CASE IN POINT: A consumer product company, America’s 28th largest importer, invested in a global TMS from Acuitive Solutions to manage pre-payment invoice audit for 35,000 annual ocean containers. The company estimates a hundred-fold payback on the software investment based on an ability to free up and redeploy valuable staff resources.

Worst Practice #5

Not allocating freight costs to the P.O. level

It remains common practice to pay freight bills without allocating costs to a P.O. This eliminates any accountability for freight choices – particularly for the use of costly air freight. No system means no control.

Buyers like the freedom to ship air when they want. CFOs, on the other hand, hate when freight decisions are driven by emotion and not data-validated timing concerns.

You want these costs to hit the buyer’s margin. Unless buyers know they may need to explain this expense, they will make emotional decisions on expedites. Specialized global TMS systems take this choice out of buyers’ hands by making this cost allocation part of the automated workflow.

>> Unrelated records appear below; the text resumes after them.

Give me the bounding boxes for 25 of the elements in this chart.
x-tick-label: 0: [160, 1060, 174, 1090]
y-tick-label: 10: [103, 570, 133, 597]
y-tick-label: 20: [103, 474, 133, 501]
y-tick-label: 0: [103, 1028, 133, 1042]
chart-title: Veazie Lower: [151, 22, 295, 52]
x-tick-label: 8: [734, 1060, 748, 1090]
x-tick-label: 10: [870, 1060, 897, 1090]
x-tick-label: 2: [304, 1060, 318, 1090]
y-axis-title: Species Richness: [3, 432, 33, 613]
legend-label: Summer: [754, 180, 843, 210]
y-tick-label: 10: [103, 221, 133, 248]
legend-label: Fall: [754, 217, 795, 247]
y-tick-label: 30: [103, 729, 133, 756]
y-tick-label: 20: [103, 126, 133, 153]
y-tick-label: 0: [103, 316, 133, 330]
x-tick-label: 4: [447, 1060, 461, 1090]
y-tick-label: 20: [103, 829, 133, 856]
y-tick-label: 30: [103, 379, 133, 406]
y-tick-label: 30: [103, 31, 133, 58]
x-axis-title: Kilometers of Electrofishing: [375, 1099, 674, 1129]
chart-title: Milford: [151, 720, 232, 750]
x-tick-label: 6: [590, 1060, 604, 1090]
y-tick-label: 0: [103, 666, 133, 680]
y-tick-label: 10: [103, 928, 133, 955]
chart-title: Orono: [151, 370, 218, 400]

Tame the chaos of inbound global freight management

The sheer complexity of international freight has made it difficult to automate a labor-intensive process that, for years, has relied upon static documents and redundant data entry.

Difficult, but not impossible.

The newest global TMS solutions are designed for today’s complex supply chains, using cloud-based platforms where partners can access a common database and collaborate on process execution. They replace manual steps with rules-based workflows that automatically rate, route and audit air and ocean shipments faster, with less people.

Inbound global shipment management is highly complex, for sure. But that’s not a reason to avoid technology-based solutions that automate processes. It’s a reason to embrace them.